Question

The length of the metallic wire is $l_1$ when the tension in it is $T_1$ It is $l_2$ when the tension is $T_2$. The original length of the wire will be:

• A. $\frac{\left(l_1+l_2\right)}{2}$
• B. $\frac{\left(T_1{l}_1-T_2{l}_2\right)}{\left(T_2-T_1\right)}$
• C. $\frac{\left(T_2{l}_1+T_1{l}_2\right)}{\left(T_2+T_1\right)}$
• D. $\frac{\left(T_2{l}_1-T_1{l}_2\right)}{\left(T_2-T_1\right)}$

Answer 1

The correct option is D

$\frac{\left(T_2{l}_1-T_1{l}_2\right)}{\left(T_2-T_1\right)}$

Step 1: Given that:

The length of the first metallic wire is $l_1$

The tension of the first metallic wire$T_1$

The length of the second metallic wire is $l_2$

The tension of the second metallic wire is $T_2$

Step 3: Draw the required diagram:

Step 2: Formula used:

The general formula of the young modulus in terms of stress and strain$=\frac{Stress}{Strain}$

Stress can be calculated as -$stress=\frac{F}{A}$

where $F$is the force exerted by the object under tension, $A$ is the cross-sectional area

Strain will be calculated as- $Strain=\frac{∆l}{l}$

$∆l$ is the change in length and $l$ is the actual length.

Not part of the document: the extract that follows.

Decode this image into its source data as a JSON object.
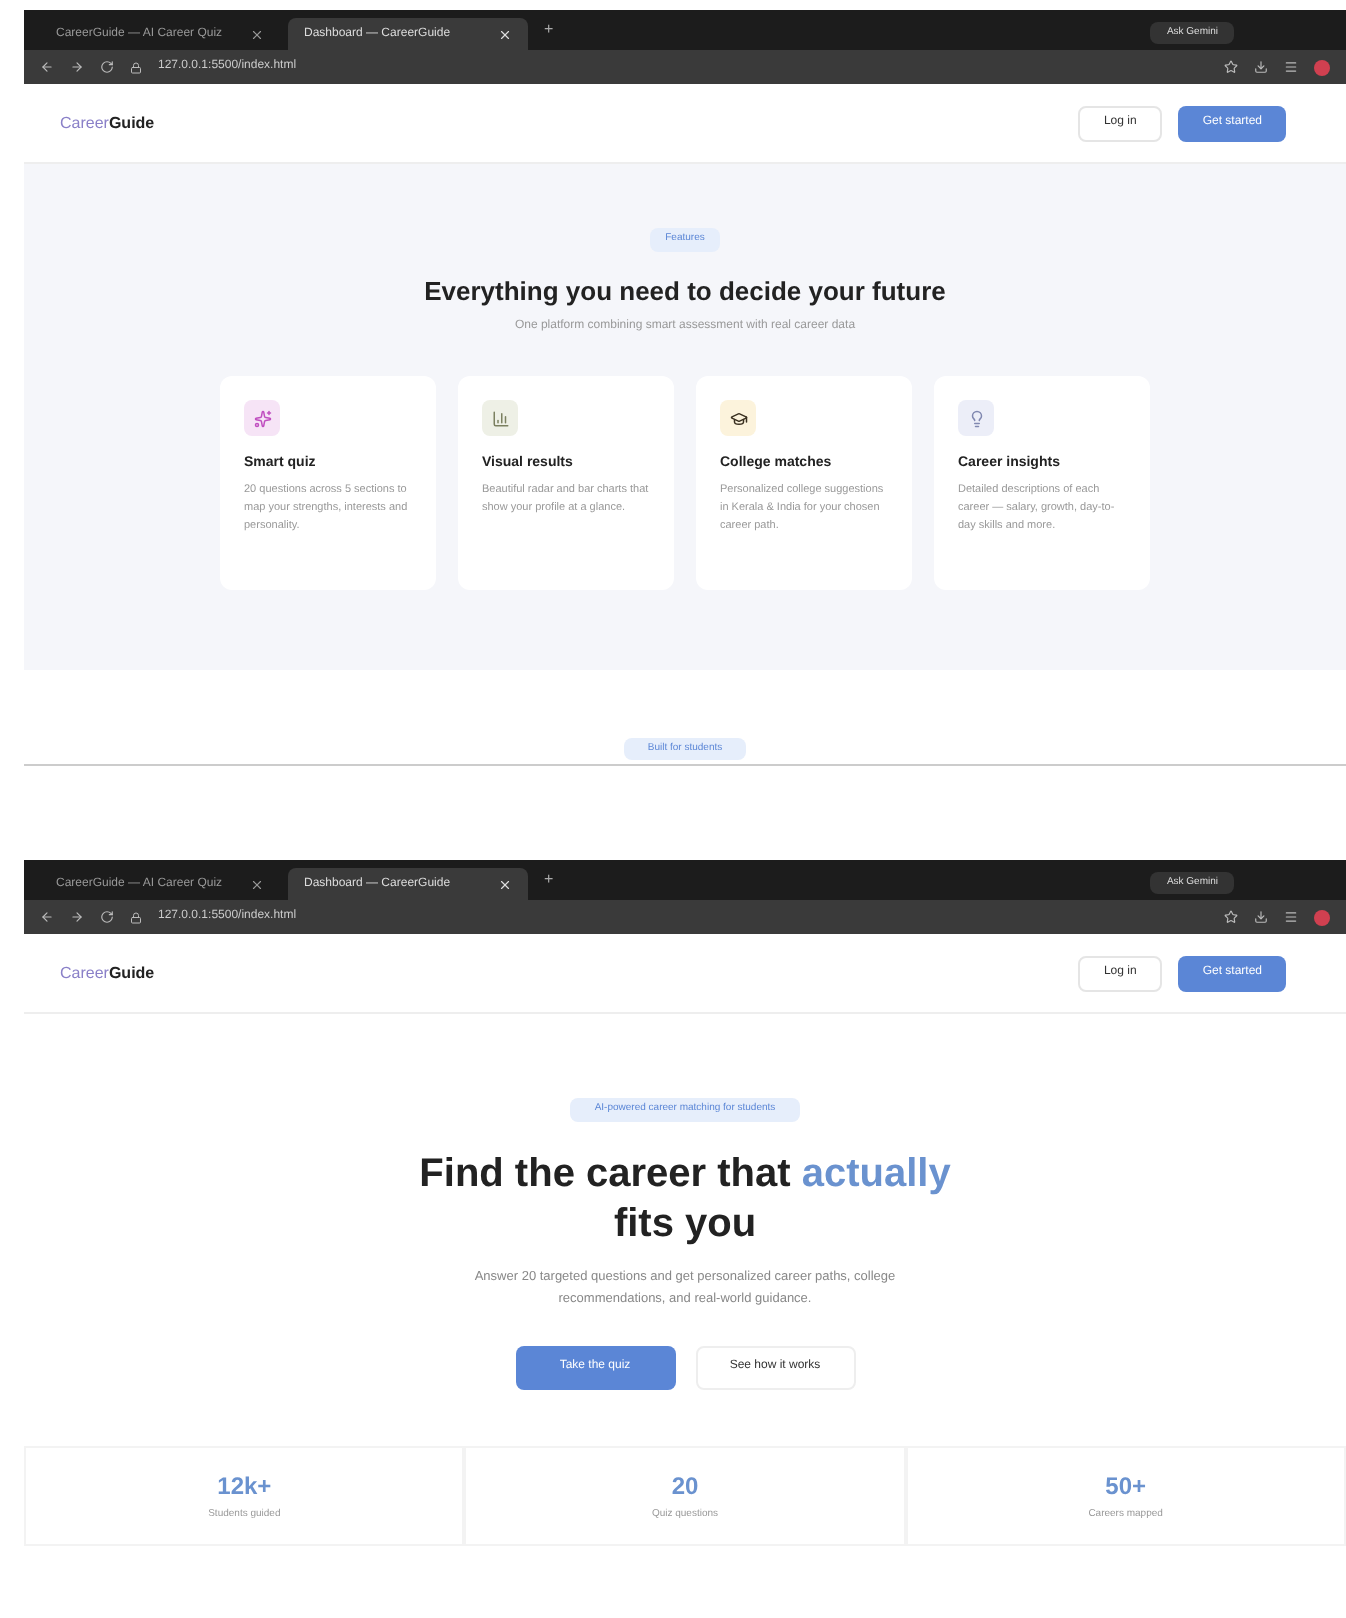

Thus putting values we get young's modulus as-

$y=\frac{{\displaystyle \frac{F}{A}}}{{\displaystyle \frac{∆l}{l}}}$

Step 3: Calculating the original length:

Therefore for the first wire's tension $T_1$:

Using the formula of young's modulus-

For the first metallic wire-

Substituting the known values-

$y=\frac{{\displaystyle \frac{T_1}{A}}}{{\displaystyle \frac{\left(l-l_1\right)}{l}}}\dots \dots \dots \dots \dots \dots \dots \dots \left(1\right)$

Now for the second wire's tension $T_2$

Substituting the known values-

$y=\frac{{\displaystyle \frac{T_2}{A}}}{{\displaystyle \frac{\left(l-l_2\right)}{l}}}\dots \dots \dots \dots \dots \dots \dots \dots \dots \left(2\right)$

Step 4: Now equating the equations:

Therefore, equating equation (1) and equation (2) we get-

$$\begin{gathered} \Rightarrow \frac{{\displaystyle \frac{T_1}{A}}}{{\displaystyle \frac{\left(l-l_1\right)}{l}}}=\frac{{\displaystyle \frac{T_2}{A}}}{{\displaystyle \frac{\left(l-l_2\right)}{l}}} \\ \Rightarrow \frac{T_1}{\left(l-l_1\right)}=\frac{T_2}{\left(l-l_2\right)} \\ \Rightarrow T_{1}l-T_1{l}_2=T_{2}l-T_2{l}_1 \\ \Rightarrow l(T_1-T_2)=T_1{l}_2-T_2{l}_1 \\ \Rightarrow l=\frac{T_2{l}_1-T_1{l}_2}{T_2-T_1} \end{gathered}$$

Therefore the original length of the wire will be $\frac{\left(T_2{l}_1-T_1{l}_2\right)}{\left(T_2-T_1\right)}$.

Hence, option D is the correct answer.